Crusty Loaves And Coffee Worth The Jaunt To Lodge Bread
Lodge Bread has some really good coffee. While it might be surprising that a shop whose focus is artisanal breads kills it on the coffee front, it’s really just an indication of how Alex Phaneuf and Or Amsalam do things, which is quite well.
The two opened Lodge Bread on Washington Boulevard in Culver City in November, and the rows of dark round loaves lining the window portend bread that’s hearty with a crisp, almost burnt crust. Crack one open, though, and there’s a soft, chewy airiness, whether it’s country loaf, whole wheat or ancient grain.
There’s not a lot on the menu. There are the whole loaves (no baguettes), a couple of toasts, a few baked goods that go well with the coffee, and that’s about it. Still, the bakery has developed a following, landing on Eater’s recent hot list and garnering writeups in LA Weekly and the LA Times, and seeing a steady stream of customers coming through its doors.

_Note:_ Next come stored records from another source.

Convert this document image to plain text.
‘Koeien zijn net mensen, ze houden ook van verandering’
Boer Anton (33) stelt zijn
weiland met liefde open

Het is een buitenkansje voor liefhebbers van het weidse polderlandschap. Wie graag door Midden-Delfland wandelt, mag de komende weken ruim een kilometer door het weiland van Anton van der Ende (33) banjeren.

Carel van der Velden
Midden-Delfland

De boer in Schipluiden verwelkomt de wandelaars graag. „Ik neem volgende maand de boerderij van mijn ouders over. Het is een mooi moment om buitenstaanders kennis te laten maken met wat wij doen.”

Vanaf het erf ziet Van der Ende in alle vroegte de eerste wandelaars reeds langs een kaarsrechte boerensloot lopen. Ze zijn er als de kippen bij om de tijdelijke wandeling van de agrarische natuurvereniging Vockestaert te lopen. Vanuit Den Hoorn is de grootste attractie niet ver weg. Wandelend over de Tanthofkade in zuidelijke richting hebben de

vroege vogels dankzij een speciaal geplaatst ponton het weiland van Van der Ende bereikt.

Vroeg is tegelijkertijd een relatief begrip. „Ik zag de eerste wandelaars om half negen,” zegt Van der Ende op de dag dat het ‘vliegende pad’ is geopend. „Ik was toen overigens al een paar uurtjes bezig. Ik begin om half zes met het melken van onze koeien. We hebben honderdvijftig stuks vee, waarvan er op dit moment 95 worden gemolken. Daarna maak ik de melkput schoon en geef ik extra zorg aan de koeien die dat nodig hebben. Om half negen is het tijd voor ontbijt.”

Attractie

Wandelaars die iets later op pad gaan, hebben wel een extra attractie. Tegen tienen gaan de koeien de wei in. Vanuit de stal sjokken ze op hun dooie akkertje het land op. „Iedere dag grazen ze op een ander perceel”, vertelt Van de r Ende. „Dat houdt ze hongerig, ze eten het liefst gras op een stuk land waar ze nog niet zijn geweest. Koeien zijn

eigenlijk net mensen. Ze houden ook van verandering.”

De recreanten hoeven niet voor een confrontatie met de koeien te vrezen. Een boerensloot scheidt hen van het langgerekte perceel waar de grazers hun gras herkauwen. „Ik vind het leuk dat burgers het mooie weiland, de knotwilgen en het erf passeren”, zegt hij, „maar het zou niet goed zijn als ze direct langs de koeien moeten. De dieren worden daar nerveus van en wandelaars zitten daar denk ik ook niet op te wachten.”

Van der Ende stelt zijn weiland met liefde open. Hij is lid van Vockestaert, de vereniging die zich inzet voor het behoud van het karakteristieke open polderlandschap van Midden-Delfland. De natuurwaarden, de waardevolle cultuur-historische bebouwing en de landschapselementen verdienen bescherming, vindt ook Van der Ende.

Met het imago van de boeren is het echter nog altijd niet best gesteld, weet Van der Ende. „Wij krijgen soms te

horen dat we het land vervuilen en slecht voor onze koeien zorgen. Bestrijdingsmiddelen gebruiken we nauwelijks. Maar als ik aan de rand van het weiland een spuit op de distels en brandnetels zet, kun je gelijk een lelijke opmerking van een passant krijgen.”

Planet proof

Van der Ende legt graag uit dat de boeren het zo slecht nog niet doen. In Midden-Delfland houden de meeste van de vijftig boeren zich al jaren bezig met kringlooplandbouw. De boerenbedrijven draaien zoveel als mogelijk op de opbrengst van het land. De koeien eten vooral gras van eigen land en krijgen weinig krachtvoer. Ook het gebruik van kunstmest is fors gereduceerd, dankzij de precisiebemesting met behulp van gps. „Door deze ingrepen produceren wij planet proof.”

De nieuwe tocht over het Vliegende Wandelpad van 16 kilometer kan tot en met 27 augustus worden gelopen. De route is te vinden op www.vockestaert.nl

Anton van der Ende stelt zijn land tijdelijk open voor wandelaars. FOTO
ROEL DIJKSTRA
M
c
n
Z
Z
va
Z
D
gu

Phaneuf and Amsalam didn’t exactly set out to be bakers. They’ve both done time in the kitchen, Phaneuf at FarmShop and AQ in San Francisco, and Amsalam at Mezze and Spago, along with private gigs, but their meeting at Goldie’s in West Hollywood, where they and their pastry chef Alan Craig worked, set things in motion. Phaneuf and Amsalam started baking there for the restaurant, but where they really started to get serious about bread is about 5 minutes away from the storefront, in Phaneuf’s backyard.
“We bought the craziest used Blodgett oven that we could find,” says Amsalam. It looked like it came out of a bomb shelter. We were totally bootlegging bread.”
The somewhat illicit bread eventually ended up at local spots, Plant Food + Wine, Dudley Market, and Danny’s Venice, which helped reinforce their need for a dedicated space, and they now have plans to sell to Goldie’s and do something for Sarah Kramer and Sarah Hymanson of Madcapra for their new concept—“We have a lot of friends [in the business],” Amsalam explains.
Despite the attention, the goal is to keep it “simple.” That means starting with whole grain flour from Central Milling and then staying “true to the technique, all naturally leavened. We don’t really fuss with it that much. We don’t play around to make 15 different types of loaves and baguette and buns. We do four or five different types of bread and that’s pretty much it,” says Amsalam.
Where they do get a bit crazy, Amsalam admits, is with the crust. “We like to let it caramelize as much as we can—push the limit of burning it.”
This being LA, you can get their bread as artfully rendered toasts, topped with something a little sweet like cashew butter or more savory like avocado and radish. There’s also a small but delectable selection of baked goods, which deserve some serious attention, from Craig.
The cinnamon rolls, for instance, are made from 100 percent naturally leavened whole grain brioche, which Amsalam says is a rarity in LA. They’re huge—one roll easily feeds two—and mighty satisfying, as is an orange olive oil cake that made an appearance one day, and a giant chocolate cookie tempting from behind glass on another.
They also do a pizza night (Sundays, starting at 5 p.m.), and “sometimes we get bored” says Amsalam, “We’ll get some cool produce from our purveyor. He’ll bring us some cabbage, we’ll make sauerkraut …” Amsalam drifts off, but it’s clear it’s harder for them to just bake bread than they let on.
Oh, and about the coffee. “The coffee program is very near and dear to us because we both love coffee. We drink like 20 cups a day.” They get it from De La Paz in San Francisco (Phaneuf has a friend connection there) and have a gleaming vintage-style Electra for espresso that was a gift.
Their friends and family played a part in other aspects of the restaurant as well. The pottery used in the restaurant is from a friend’s shop, Silica Studios in Palm Springs. And the tile tables were crafted by Phaneuf and Amsalam’s fathers.
One of the most striking things about the place, however, is its lack of pretension despite the high level of execution. There’s artfully potted succulents and rows of baking and cookbooks from some of the country’s top bakeries and restaurants on high shelves above the tables, but there’s no attitude from behind the counter. And the customer mix feels like a genuine reflection of the neighborhood and block that’s not a curated as other nearby, more gentrified strips of Venice and Culver City.
“We’re just two guys making bread,” says Amsalam, “and we’re happy to have people enjoying our food and our bread, and it’s just a blessing.”